I constantly get messages and calls from other bands, wondering how we've been able to successfully "market" the band to a huge audience, score 3,000 downloads of our new EP, and have a MySpace audience that ranges all ages across the entire world.
The truth is, we're not marketing. When we first started doing this thing and were making decisions about how we wanted to get our music out there, I knew that we wanted to use alternative distribution methods. Yes, we want to get a record deal, but the record deal is not the be-all-end-all for us.
Instead of "marketing" to "fans", we just stayed in contact and tried to turn each listener into a friend, a friend that could then join our little community and give us feedback on our music. We created a band policy to personally respond to each email and MySpace message that is sent to us, no matter how many we recieve per day and no matter how childish the message may be. My view is that if we listen to the community, then we can better understand what our community as a whole likes to hear, what they like to see, and then we can tailor ourselves to that a little bit. It's not about creating more fans or holding market shares; it's about a love of music and a connection via that love of music with people who will support you no matter what the cost.
We started doing the community thing about six months ago, and the "results" have been fabulous. We've yet to play a single show under our new band name and haven't played a show together at all in almost five years, but we're still on the top ten of unsigned artists every single day on MySpace. I truly believe it's because we've applied these Pinko techniques that you talk about so much; the band is living proof that creating a community is so much better than treating people like you're above them just because you play in a band that they happen to enjoy.
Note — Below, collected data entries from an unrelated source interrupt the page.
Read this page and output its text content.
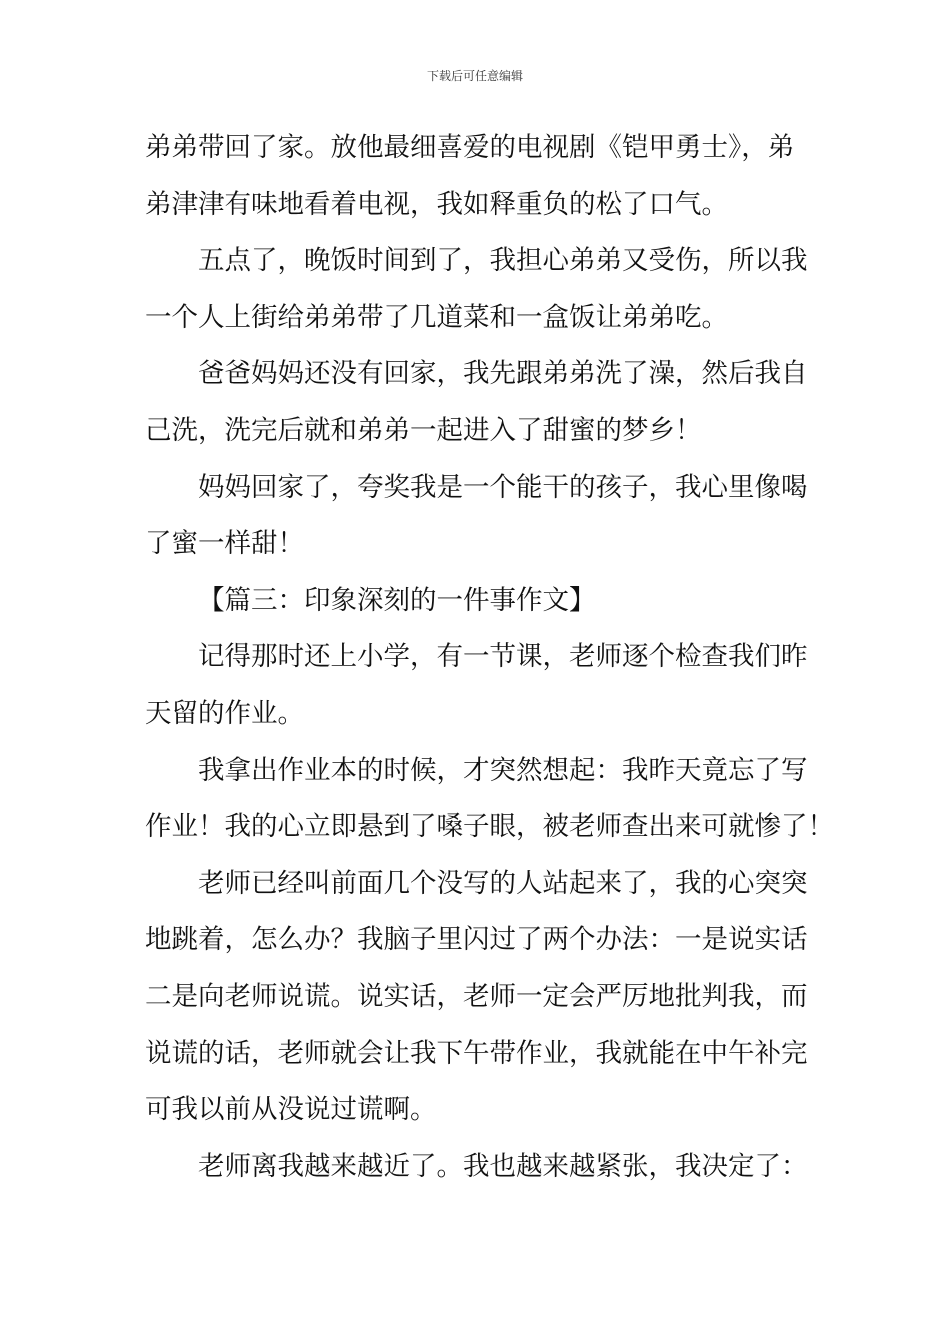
下载后可任意编辑
弟弟带回了家。放他最细喜爱的电视剧《铠甲勇士》，弟
弟津津有味地看着电视，我如释重负的松了口气。
五点了，晚饭时间到了，我担心弟弟又受伤，所以我
一个人上街给弟弟带了几道菜和一盒饭让弟弟吃。
爸爸妈妈还没有回家，我先跟弟弟洗了澡，然后我自
己洗，洗完后就和弟弟一起进入了甜蜜的梦乡！
妈妈回家了，夸奖我是一个能干的孩子，我心里像喝
了蜜一样甜！
【篇三：印象深刻的一件事作文】
记得那时还上小学，有一节课，老师逐个检查我们昨
天留的作业。
我拿出作业本的时候，才突然想起：我昨天竟忘了写
作业！我的心立即悬到了嗓子眼，被老师查出来可就惨了！
老师已经叫前面几个没写的人站起来了，我的心突突
地跳着，怎么办？我脑子里闪过了两个办法：一是说实话
二是向老师说谎。说实话，老师一定会严厉地批判我，而
说谎的话，老师就会让我下午带作业，我就能在中午补完
可我以前从没说过谎啊。
老师离我越来越近了。我也越来越紧张，我决定了：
Almost by default, musicians are members of the same community that their music is sold to. And as Jeremy says above, it's about sharing a love and passion for the same music. Practically every artist and their fans have this bond.
Think of how rare this connection is in other businesses. How many companies can you think of that have customers that are as devoted to their products as the company itself is? Apple with the iPod comes to mind, maybe Harley Davidson, but the examples are few and far between.
This is why music marketing has always intrigued me, because really there is a totally different dynamic at work than with 'conventional' marketing in a 'conventional' marketplace. Musicians being in the same community with their fans changes everything. Both parties share a passion for the artist's music. A connection is made and trust is developed. Trust greatly lessens and can even eliminate the need for marketing. Trust happens in a place where there is communication, which leads to understanding. That place is the community.
But first you have to create that community. Jeremy and his band are well on their way to doing this, and as you can see above, the community is embracing what they are building.